Sunday, June 13, 2010

Zorba the Greek

Crete, Greece---I read the famous book, Zorba the Greek. Like reading The Odyssey in Ithaca, it is ironic to buy and read this in Crete since the story took place there. Written in 1950's, I say it should be banned from book shelves for very different reasons than the author’s other work “The last Temptation of Christ” was banned by the Pope!

The book, written in first person from the view of a Greek business man who is befriended by Zorba, an animated, raw, uncensored man who’s opinion of women is one where they (and there are many) exist for his enjoyment. Although he does have the treatment of women down to a correct science, there is a strong, superior male ego at play.
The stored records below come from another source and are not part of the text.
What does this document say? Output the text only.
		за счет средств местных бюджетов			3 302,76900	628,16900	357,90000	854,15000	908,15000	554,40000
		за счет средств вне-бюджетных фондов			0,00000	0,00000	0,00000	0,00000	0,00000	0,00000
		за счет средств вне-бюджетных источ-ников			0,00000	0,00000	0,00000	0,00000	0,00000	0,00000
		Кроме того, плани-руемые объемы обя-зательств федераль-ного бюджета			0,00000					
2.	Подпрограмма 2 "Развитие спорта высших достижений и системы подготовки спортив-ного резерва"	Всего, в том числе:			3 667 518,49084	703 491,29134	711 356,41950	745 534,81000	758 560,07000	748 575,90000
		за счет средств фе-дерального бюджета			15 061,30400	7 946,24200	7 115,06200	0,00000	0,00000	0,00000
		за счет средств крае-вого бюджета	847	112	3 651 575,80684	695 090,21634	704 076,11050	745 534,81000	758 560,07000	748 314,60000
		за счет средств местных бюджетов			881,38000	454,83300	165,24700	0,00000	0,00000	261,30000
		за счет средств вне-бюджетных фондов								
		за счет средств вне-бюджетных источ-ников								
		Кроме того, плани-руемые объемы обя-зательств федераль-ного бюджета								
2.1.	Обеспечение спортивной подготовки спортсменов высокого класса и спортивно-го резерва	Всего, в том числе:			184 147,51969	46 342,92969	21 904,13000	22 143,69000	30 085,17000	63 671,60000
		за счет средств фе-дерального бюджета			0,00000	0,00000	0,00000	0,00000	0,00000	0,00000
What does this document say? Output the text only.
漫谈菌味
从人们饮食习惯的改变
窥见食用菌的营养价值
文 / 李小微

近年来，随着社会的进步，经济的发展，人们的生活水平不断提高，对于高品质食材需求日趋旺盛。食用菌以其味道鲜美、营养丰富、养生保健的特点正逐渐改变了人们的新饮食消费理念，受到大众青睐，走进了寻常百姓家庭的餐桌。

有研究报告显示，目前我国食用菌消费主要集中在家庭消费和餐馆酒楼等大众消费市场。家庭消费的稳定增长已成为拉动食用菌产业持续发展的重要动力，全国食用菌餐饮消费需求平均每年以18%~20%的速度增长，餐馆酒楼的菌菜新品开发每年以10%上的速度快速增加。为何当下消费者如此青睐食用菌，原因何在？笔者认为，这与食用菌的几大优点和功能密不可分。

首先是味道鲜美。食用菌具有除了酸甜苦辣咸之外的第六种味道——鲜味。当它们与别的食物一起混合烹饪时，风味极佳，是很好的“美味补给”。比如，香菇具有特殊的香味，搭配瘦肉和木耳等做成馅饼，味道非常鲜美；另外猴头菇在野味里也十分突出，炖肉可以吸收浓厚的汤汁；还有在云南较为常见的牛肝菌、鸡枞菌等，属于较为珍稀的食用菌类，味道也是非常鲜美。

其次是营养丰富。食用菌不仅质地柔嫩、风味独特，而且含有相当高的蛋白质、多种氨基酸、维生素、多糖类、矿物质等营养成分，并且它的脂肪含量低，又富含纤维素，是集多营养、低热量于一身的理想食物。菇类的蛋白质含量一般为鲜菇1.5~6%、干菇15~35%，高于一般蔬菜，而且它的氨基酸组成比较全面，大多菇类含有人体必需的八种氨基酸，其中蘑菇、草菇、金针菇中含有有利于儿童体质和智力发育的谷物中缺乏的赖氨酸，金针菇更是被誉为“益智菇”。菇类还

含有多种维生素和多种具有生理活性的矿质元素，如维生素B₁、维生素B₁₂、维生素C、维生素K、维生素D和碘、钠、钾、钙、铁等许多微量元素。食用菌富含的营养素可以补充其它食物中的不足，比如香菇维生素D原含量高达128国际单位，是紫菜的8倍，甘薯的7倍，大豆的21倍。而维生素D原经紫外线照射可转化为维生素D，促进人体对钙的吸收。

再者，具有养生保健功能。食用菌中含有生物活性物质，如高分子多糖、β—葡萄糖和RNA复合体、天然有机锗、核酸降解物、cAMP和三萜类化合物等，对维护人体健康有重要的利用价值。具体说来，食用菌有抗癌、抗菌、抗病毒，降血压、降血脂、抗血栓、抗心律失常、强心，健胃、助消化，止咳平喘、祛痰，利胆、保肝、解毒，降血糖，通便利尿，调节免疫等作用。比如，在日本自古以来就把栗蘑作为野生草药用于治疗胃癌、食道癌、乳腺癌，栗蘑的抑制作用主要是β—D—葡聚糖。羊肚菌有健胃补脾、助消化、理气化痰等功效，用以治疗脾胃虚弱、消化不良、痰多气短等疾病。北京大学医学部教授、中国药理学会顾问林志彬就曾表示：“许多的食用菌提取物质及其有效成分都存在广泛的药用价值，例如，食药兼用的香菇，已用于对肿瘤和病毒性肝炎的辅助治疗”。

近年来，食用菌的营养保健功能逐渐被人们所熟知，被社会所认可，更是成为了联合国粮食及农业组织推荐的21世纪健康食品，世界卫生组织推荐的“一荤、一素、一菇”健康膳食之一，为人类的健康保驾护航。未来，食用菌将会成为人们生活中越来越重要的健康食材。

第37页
As I observed the areas in Greece where we have been, I am picking up a feel that women are to be looked at, catered to and honored, but they are not equal, and they are to keep in their rightful place. Many times, with the exception of boat yards and industrial areas, the paths leading through the old towns and the maze of homes and shops, it was always the women working and the men sitting around. Very old country.

Maybe it’s different on the Mainland or in Athens. On the Island Paros, a waiter from Athens named Evos buddyed up to me after about my fifth Gyro there! He started commenting on life in the Islands and “the villagers”. It was interesting that he separated himself from them calling himself “Athens boy, not like them”. I heard this similar attitude on other islands. It is prevalent and worrisome to some Greeks. “The youth leave and only come back to work the tourist season,” one shop keeper said to me. And as tourism is, and has, slowly replaced mining, farming and other island incomes, this seems logical.

I asked Evos if he liked Turkey (always an interesting reaction) and he wrinkled his nose and said with disgust, “I hate Turks.”

“Why?” I asked wanting more, “What did they do to YOU?”

“Nothing,” he answered, “but I think of my grandmother’s, grandmother’s, grandmother… and what she went through,” his voice trailing off. “It’s in my blood,” he said tapping the veins in his left wrist.

And the World turns. Century old prejudices are passed down. Women sweep the cobblestones. And Zorba, no words can say, so he dances.